Apple isn’t known for the unique video content offered by Netflix, Walt Disney and Amazon.com, but it may have just taken the gloves off in a new fight.
The iTunes and App Store operator’s partnership with "A+ Hollywood name" Oprah Winfrey on Friday may just be the "tip of the spear" in a looming content battle, according to GBH Insights’ Dan Ives.
Ives sees Apple ramping up its content spending toward $4bn in the next year from a current pace below $1bn as part of an attempt to launch its own streaming entertainment service.
Though that amount is still less than half of what Netflix is expected to spend, the move to sign Oprah was an "aggressive" sign that Apple is willing to significantly expand its budget.

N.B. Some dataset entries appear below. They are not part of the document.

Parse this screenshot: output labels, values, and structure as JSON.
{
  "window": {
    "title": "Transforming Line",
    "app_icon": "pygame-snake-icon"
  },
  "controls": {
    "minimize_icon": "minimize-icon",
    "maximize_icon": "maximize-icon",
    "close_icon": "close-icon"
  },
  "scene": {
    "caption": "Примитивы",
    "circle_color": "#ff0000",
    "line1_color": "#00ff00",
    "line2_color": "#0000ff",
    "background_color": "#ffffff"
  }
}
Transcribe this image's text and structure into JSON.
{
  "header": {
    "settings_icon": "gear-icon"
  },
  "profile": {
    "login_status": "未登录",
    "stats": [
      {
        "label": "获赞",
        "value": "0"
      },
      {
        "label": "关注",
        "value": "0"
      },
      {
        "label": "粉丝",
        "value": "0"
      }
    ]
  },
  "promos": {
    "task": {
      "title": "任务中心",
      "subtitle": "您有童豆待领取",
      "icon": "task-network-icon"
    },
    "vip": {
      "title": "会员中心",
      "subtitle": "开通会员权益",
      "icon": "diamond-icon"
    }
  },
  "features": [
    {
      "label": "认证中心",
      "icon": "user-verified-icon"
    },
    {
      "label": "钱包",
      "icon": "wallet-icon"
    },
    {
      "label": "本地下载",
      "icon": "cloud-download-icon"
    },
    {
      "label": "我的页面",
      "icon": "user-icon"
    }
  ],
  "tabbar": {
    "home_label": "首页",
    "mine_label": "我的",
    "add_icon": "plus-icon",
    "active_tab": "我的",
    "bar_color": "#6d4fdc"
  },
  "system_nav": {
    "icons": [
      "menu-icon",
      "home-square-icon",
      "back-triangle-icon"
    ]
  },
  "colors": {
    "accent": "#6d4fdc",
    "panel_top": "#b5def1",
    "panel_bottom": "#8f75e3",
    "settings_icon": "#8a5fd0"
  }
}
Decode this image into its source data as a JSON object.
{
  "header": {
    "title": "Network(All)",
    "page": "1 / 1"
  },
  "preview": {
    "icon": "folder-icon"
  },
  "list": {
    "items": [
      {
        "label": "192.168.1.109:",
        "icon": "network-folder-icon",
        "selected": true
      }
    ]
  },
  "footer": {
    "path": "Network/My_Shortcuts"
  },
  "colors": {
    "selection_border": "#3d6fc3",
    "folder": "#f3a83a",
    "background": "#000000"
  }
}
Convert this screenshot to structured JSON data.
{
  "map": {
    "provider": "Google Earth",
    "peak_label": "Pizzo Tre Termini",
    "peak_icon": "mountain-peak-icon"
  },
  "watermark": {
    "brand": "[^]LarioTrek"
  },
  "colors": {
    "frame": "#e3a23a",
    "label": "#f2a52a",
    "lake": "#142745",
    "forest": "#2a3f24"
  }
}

Apple’s Oprah deal comes on the heels of Apple’s reported efforts to make and distribute feature films, as well as last year’s hiring of TV industry veterans Jamie Erlicht and Zack van Amburg to build an in-house studio.
Content is clearly king, if the value that investors assign it can be trusted.
Netflix, widely regarded as the streaming leader, hit a new record last week and maintained its valuation supremacy over Disney, despite the latter’s more diversified business model and pool of intellectual property.
Netflix be warned. Ives calls the latest push a "shot across the bow” that forces competitors to keep "one eye open" on the world’s most valuable company.